There are no bad bosses -- just bad communication. (John Cumming, Getty Images / May 18, 2012)

Dear Bosses:

You're doing it wrong.

Sincerely,

The Employees

OK, that might be a slight generalization of the way many workers feel about their leaders. But I don't think it's far off, and I conveniently have some data to back that up.

Consider these numbers from a new survey by Harris Interactive and talent management company Development Dimensions International:

•34 percent of workers don't think their boss is effective.

•60 percent say their boss sometimes damages their self-esteem.

•Half of workers say their boss doesn't ask for ideas about how to solve problems.

There's clearly a problem here, and it's not that humans who obtain the title of "boss" immediately become insufferable jerkfaces. The root of the problem is Communication. (That's Communication with a capital "C" and that rhymes with "B" and that stands for "Boy, does my boss stink.")

Pete Weaver, senior vice president of leadership solutions at Development Dimensions International, said he sees bosses and managers focused too much on knowledge and not enough on skill — in other words, we have smart, well-educated leaders who aren't adept at delivering information.

"The ability to lead people means having skill at communication and interactions," Weaver said.

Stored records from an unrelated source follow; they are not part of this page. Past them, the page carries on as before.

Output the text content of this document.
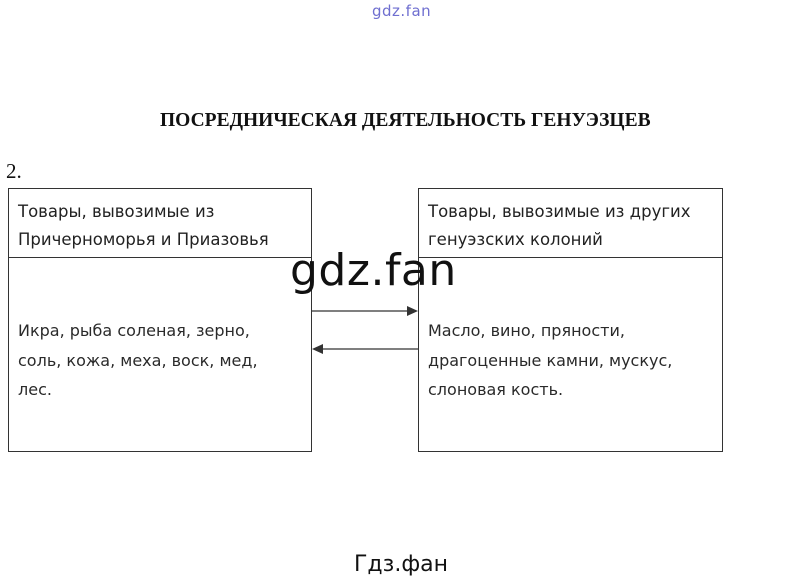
gdz.fan
ПОСРЕДНИЧЕСКАЯ ДЕЯТЕЛЬНОСТЬ ГЕНУЭЗЦЕВ
2.
Товары, вывозимые из
Причерноморья и Приазовья
Икра, рыба соленая, зерно,
соль, кожа, меха, воск, мед,
лес.
Товары, вывозимые из других
генуэзских колоний
Масло, вино, пряности,
драгоценные камни, мускус,
слоновая кость.
gdz.fan
Гдз.фан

While we are all equipped with mouths and minds and a shared language, we tend to be rather bad at communicating. That's true in all realms, from family life to the workplace, but failures to connect can be particularly pronounced in a boss/employee relationship.

I spoke with Ben Benjamin, a communications consultant and co-author of the book "Conversation Transformation," which examines an array of "destructive communication patterns."

"Everybody who talks communicates, but most people communicate badly most of the time," Benjamin said.

One of the most common mistakes business leaders make is asking leading questions, like: "Do you really think people will buy that product?" or "This is what our main focus should be, right?"

These questions are part opinion, part inquiry. They leave the employee with two crummy choices:

Give the answer you think the boss wants, even if it's not what you think.

Give an answer the conflicts with the boss' thinking, which can feel risky and uncomfortable.